Since the adoption of the 2018 Decision, no information has reached the Commission that could prompt it to change its view on economic discontinuity. The latest information received was the registration of the State aid claims in the schedule of liabilities in November 2020, and the most recent update on the bankruptcy sent by Romania by letter of 18 November 2021. The Commission will still follow up the bankruptcy of Oltchim to ensure that the claim relating to Measure 2 is correctly implemented and the company is definitively liquidated.

(37)

In this context, given the inevitable liquidation of Oltchim without any indications of economic continuity, the formal investigation procedure on the still outstanding measures (Measures 1 and 3) granted in favour of Oltchim, initiated under the first subparagraph of Article 108(2) TFEU, no longer serves any purpose,

HAS ADOPTED THIS DECISION:

Article 1

The procedure initiated on 8 April 2016 under the first subparagraph of Article 108(2) of the Treaty on the Functioning of the European Union in case SA.36086 in respect of Oltchim, is hereby terminated with regard to Measures 1 and 3 as referred to in the 2018 Decision.

Article 2

This Decision is addressed to Romania.

Done at Brussels, 30 June 2022.

For the Commission

Margrethe VESTAGER

Member of the Commission


(1)   OJ C 284, 5.8.2016, p. 7.

(2)   OJ L 148, 1.6.2013, p. 33.

(3)   OJ C 284, 5.8.2016, p. 7.

(4)  There were seven reports to the Commission’s Directorate-General for Competition on Oltchim’s asset sale, each covering a different period of the sale process as follows: the first report (July 2016 – 23 January 2017), the second report (23 January – 30 March 2017), the third report (30 March – 21 July 2017), the fourth report (21 July – 15 September 2017), the fifth report (16 September – 17 November 2017), the sixth report (17 November 2017 – 18 January 2018) and the seventh report (18 January 2018 – 16 July 2018).

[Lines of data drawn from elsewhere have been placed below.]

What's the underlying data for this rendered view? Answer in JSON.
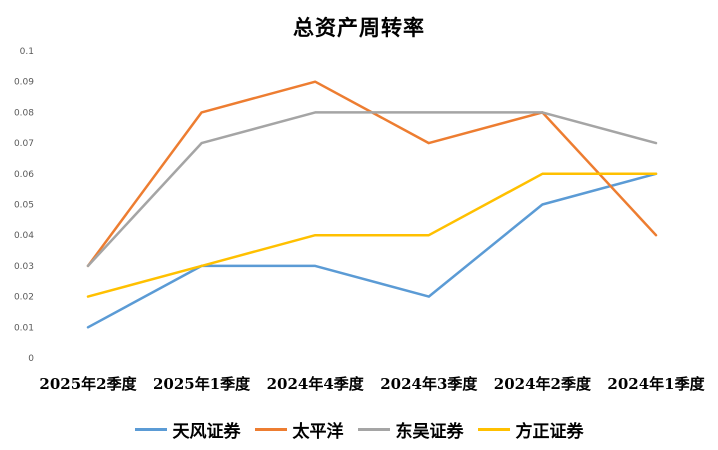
{
  "chart": {
    "title": "总资产周转率"
  },
  "chart_data": {
    "type": "line",
    "title": "总资产周转率",
    "xlabel": "",
    "ylabel": "",
    "ylim": [
      0,
      0.1
    ],
    "grid": false,
    "legend_position": "bottom",
    "y_ticks": [
      "0.1",
      "0.09",
      "0.08",
      "0.07",
      "0.06",
      "0.05",
      "0.04",
      "0.03",
      "0.02",
      "0.01",
      "0"
    ],
    "categories": [
      "2025年2季度",
      "2025年1季度",
      "2024年4季度",
      "2024年3季度",
      "2024年2季度",
      "2024年1季度"
    ],
    "series": [
      {
        "name": "天风证券",
        "color": "#5B9BD5",
        "values": [
          0.01,
          0.03,
          0.03,
          0.02,
          0.05,
          0.06
        ]
      },
      {
        "name": "太平洋",
        "color": "#ED7D31",
        "values": [
          0.03,
          0.08,
          0.09,
          0.07,
          0.08,
          0.04
        ]
      },
      {
        "name": "东吴证券",
        "color": "#A5A5A5",
        "values": [
          0.03,
          0.07,
          0.08,
          0.08,
          0.08,
          0.07
        ]
      },
      {
        "name": "方正证券",
        "color": "#FFC000",
        "values": [
          0.02,
          0.03,
          0.04,
          0.04,
          0.06,
          0.06
        ]
      }
    ]
  }
}
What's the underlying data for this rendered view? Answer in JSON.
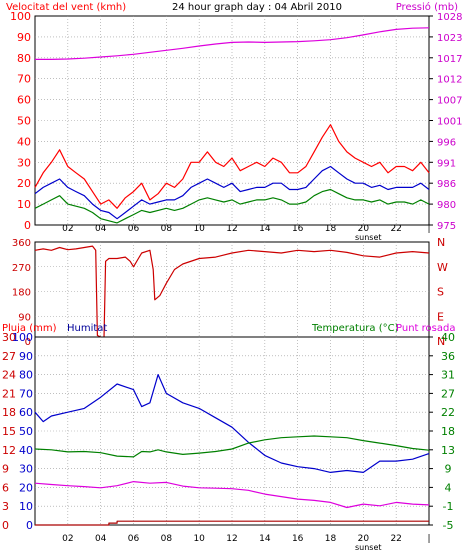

(5)   OJ L 181, 5.7.2019, p. 13.

(6)  AAAS is the Romanian Privatisation Agency.

(7)  Judgment of the General Court of 15 December 2021, Oltchim SA v European Commission, T-565/19, ECLI:EU:T:2021:904.

(8)  Judgment of the Court of Justice of 3 March 2020, Vodafone Magyarország, C-75/18, ECLI:EU:C:2020:139, paragraph 19.

(9)  Judgment of the Court of Justice of 11 December 2012, Commission v Spain (‘Magefesa II’), C-610/10, ECLI:EU:C:2012:781, paragraph 105.

(10)  Judgment of the Court of Justice of 17 January 2018, Commission v Greece (‘United Textiles’), C-363/16, ECLI:EU:C:2018:12, paragraph 36.

(11)  Recitals 316-351 of the 2018 Decision.

(12)  Bankruptcy Law No 85/2006.

(13)  Judgment of the General Court of 24 September 2019, Fortischem a.s. v. Commission, T-121/15, ECLI:EU:T:2019:684, paragraph 208.